Apakah sikap si nenek buta yang yahudi itu sudah termasuk memerangi akidah kita dan mengusir segala embel-embel keislaman (ibadah, simbol-simbol dan sistem social kemasyarakat). Atau apakah sikap diamnya Rasulullah saw merupakan sikap menerima begitu saja ketika dicaci maki orang yang diluar keyakinan (saya yakin tidak, di luar mukjizat kehebatan sebagai seorang Rasul yaitu yang dengan izin Allah swt mengetahui sesuatu yang akan terjadi di kemudian hari,  minimal Rasulullah saw akan mendoakan akan hidayah Allah swt baginya, si nenek buta yang yahudi itu) atau Rasulullah saw menilai kekuatan yang mencaci maki dirinya hanyalah seorang nenek-nenek tua yang  tidak punya kekuatan apapun di belakangnya, sebatang kara, buta lagi?? Apalagi yang mengetahui tentang kejadian ini hanyalah Rasulullah saw sendiri saja.  Siti Aisyah ra sebagai istri yang sangat dicintai Rasulullah saw hanya tahu bahwa Rasulullah saw  secara rutin berangkat ke rumah nenek buta yang yahudi itu, beliau tidak tahu apa yang terjadi di rumah si nenek buta yang yahudi itu.

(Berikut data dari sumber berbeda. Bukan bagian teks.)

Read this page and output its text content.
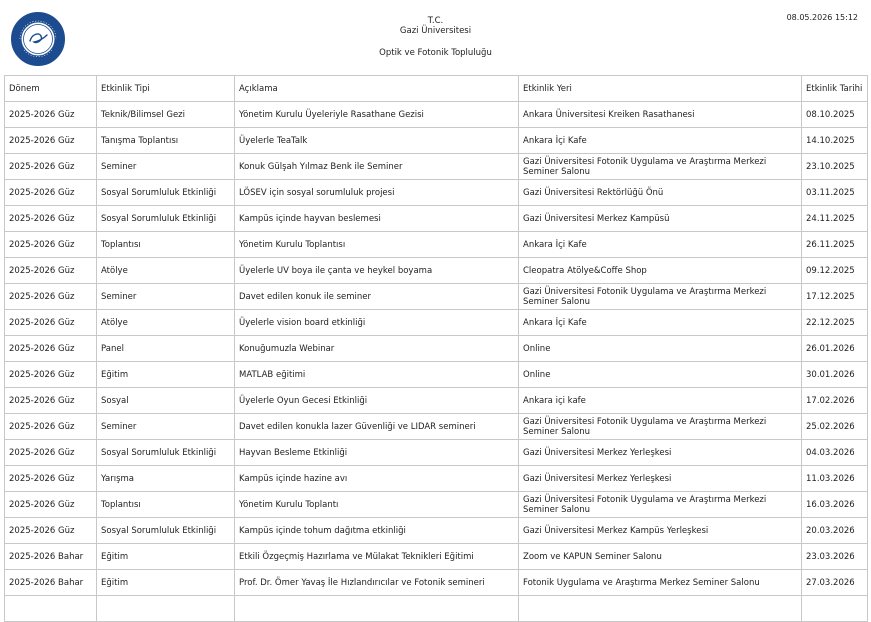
T.C.
Gazi Üniversitesi
Optik ve Fotonik Topluluğu
08.05.2026 15:12
Dönem	Etkinlik Tipi	Açıklama	Etkinlik Yeri	Etkinlik Tarihi
2025-2026 Güz	Teknik/Bilimsel Gezi	Yönetim Kurulu Üyeleriyle Rasathane Gezisi	Ankara Üniversitesi Kreiken Rasathanesi	08.10.2025
2025-2026 Güz	Tanışma Toplantısı	Üyelerle TeaTalk	Ankara İçi Kafe	14.10.2025
2025-2026 Güz	Seminer	Konuk Gülşah Yılmaz Benk ile Seminer	Gazi Üniversitesi Fotonik Uygulama ve Araştırma Merkezi Seminer Salonu	23.10.2025
2025-2026 Güz	Sosyal Sorumluluk Etkinliği	LÖSEV için sosyal sorumluluk projesi	Gazi Üniversitesi Rektörlüğü Önü	03.11.2025
2025-2026 Güz	Sosyal Sorumluluk Etkinliği	Kampüs içinde hayvan beslemesi	Gazi Üniversitesi Merkez Kampüsü	24.11.2025
2025-2026 Güz	Toplantısı	Yönetim Kurulu Toplantısı	Ankara İçi Kafe	26.11.2025
2025-2026 Güz	Atölye	Üyelerle UV boya ile çanta ve heykel boyama	Cleopatra Atölye&Coffe Shop	09.12.2025
2025-2026 Güz	Seminer	Davet edilen konuk ile seminer	Gazi Üniversitesi Fotonik Uygulama ve Araştırma Merkezi Seminer Salonu	17.12.2025
2025-2026 Güz	Atölye	Üyelerle vision board etkinliği	Ankara İçi Kafe	22.12.2025
2025-2026 Güz	Panel	Konuğumuzla Webinar	Online	26.01.2026
2025-2026 Güz	Eğitim	MATLAB eğitimi	Online	30.01.2026
2025-2026 Güz	Sosyal	Üyelerle Oyun Gecesi Etkinliği	Ankara içi kafe	17.02.2026
2025-2026 Güz	Seminer	Davet edilen konukla lazer Güvenliği ve LIDAR semineri	Gazi Üniversitesi Fotonik Uygulama ve Araştırma Merkezi Seminer Salonu	25.02.2026
2025-2026 Güz	Sosyal Sorumluluk Etkinliği	Hayvan Besleme Etkinliği	Gazi Üniversitesi Merkez Yerleşkesi	04.03.2026
2025-2026 Güz	Yarışma	Kampüs içinde hazine avı	Gazi Üniversitesi Merkez Yerleşkesi	11.03.2026
2025-2026 Güz	Toplantısı	Yönetim Kurulu Toplantı	Gazi Üniversitesi Fotonik Uygulama ve Araştırma Merkezi Seminer Salonu	16.03.2026
2025-2026 Güz	Sosyal Sorumluluk Etkinliği	Kampüs içinde tohum dağıtma etkinliği	Gazi Üniversitesi Merkez Kampüs Yerleşkesi	20.03.2026
2025-2026 Bahar	Eğitim	Etkili Özgeçmiş Hazırlama ve Mülakat Teknikleri Eğitimi	Zoom ve KAPUN Seminer Salonu	23.03.2026
2025-2026 Bahar	Eğitim	Prof. Dr. Ömer Yavaş İle Hızlandırıcılar ve Fotonik semineri	Fotonik Uygulama ve Araştırma Merkez Seminer Salonu	27.03.2026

Perlakuan adil terhadap mereka yang diluar keyakinan Islam, juga banyak dikisahkan, bahkan itu berhubungan dengan pemimpim Islam sendiri. Salah satunya kita pernah mendengar bagaimana Ali bin Abi Thalib ra sebagai khalifah ketika itu bermasalah dan berperkara dengan seorang yahudi karena sesuatu hal.  Ali bin Abi Thalib ra sendiri meminta kepada hakim yang menangani perkara itu yang tiada lain sahabatnya sendiri meminta menempatkannya bukan sebagai pemimpin tetapi sebagai rakyat biasa dalam persidangan itu.  Dan akhirnya karena fakta persidangan kasus itu dimenangkan oleh lawan Ali bin Abi Thalib yang seorang Yahudi.  Tetapi justru karena hal tersebut membuat si Yahudi akhirnya memeluk Islam.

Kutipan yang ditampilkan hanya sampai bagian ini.